Sergio Dermain Lerner, a researcher known for looking at the mining patterns of the original Bitcoin (BTC) miner, has turned his attention on the Bitcoin blocks mined by Satoshi Nakamoto.
Lerner made a preview of his latest findings available to Cointelegraph. His research is based on the irregular pattern of the Least-Significant-Byte (LSB) of the nonce field of block.
This past June, Lerner published a blog that expanded on his original research from 2013. He suggested that for an unknown reason, Satoshi refrained from mining in the first five minutes of the block interval. Other researchers have also expanded on Lerner's research. TechMiX showed that all the blocks mined by Satoshi could be grouped into five baskets, based on the frequency distribution of the Nonce LSB values.
Nonce LSB value. Source: TechMiX.
A nonce gets incremented with every new attempt to solve a mining puzzle. Apparently, Satoshi's equipment was not using the entire available nonce space, only focusing on a limited range. Lerner's latest research indicates that Satoshi was decrementing the nonce value instead:
It turned out that re-mining reveals a strong tendency of the Patoshi mining algorithm to choose higher nonces when scanning the inner nonce. This tendency suggests the nonce was being decremented, which is the opposite that the Satochi client version 0.1 does.

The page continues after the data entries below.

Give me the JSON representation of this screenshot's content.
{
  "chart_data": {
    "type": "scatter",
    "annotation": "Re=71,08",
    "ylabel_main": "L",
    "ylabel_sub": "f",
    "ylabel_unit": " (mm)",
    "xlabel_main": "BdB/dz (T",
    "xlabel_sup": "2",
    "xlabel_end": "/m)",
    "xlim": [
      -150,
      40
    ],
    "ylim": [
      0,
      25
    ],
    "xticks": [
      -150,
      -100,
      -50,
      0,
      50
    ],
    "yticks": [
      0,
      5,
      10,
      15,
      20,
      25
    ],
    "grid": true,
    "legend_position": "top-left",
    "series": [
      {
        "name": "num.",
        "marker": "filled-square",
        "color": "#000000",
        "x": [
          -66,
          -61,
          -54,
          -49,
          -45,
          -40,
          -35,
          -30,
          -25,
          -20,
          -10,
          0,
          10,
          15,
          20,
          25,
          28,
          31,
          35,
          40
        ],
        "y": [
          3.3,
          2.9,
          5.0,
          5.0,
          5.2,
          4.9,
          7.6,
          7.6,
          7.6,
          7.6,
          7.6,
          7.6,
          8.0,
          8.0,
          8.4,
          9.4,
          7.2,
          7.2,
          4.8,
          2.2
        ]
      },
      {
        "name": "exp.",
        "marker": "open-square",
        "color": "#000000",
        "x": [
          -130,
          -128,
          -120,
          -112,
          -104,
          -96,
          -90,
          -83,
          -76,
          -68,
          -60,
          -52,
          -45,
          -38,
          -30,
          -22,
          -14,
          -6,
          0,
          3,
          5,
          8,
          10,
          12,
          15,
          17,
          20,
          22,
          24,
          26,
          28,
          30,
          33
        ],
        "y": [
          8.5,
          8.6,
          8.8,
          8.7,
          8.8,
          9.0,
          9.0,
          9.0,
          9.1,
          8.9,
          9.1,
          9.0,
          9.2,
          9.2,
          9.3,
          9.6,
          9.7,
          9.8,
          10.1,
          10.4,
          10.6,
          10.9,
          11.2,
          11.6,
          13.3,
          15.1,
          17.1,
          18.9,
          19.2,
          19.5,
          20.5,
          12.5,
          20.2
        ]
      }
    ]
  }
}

This leads to a more interesting conclusion that perhaps will put an end to the discussion about the type of equipment that Satoshi Nakamoto used:
Since the nonce imbalance decreases when analyzing two subranges together, this suggests Patoshi was scanning the 5 subranges in parallel, but each subrange internally sequentially. This contradicts a theory that Patoshi deployed the first mining farm of 50 independent computers (or any other highly decoupled system) and supports the theory that Patoshi was simply multi-threading in a high-end CPU.
If Lerner's conclusions are correct that would lend more credence to the hypothesis that Satoshi Nakamoto was a single person and not a team. This would also put another nail into Craig Wright's claims of being a Bitcoin creator as he has indicated numerous times that he used dozens of computers to mine the early blocks.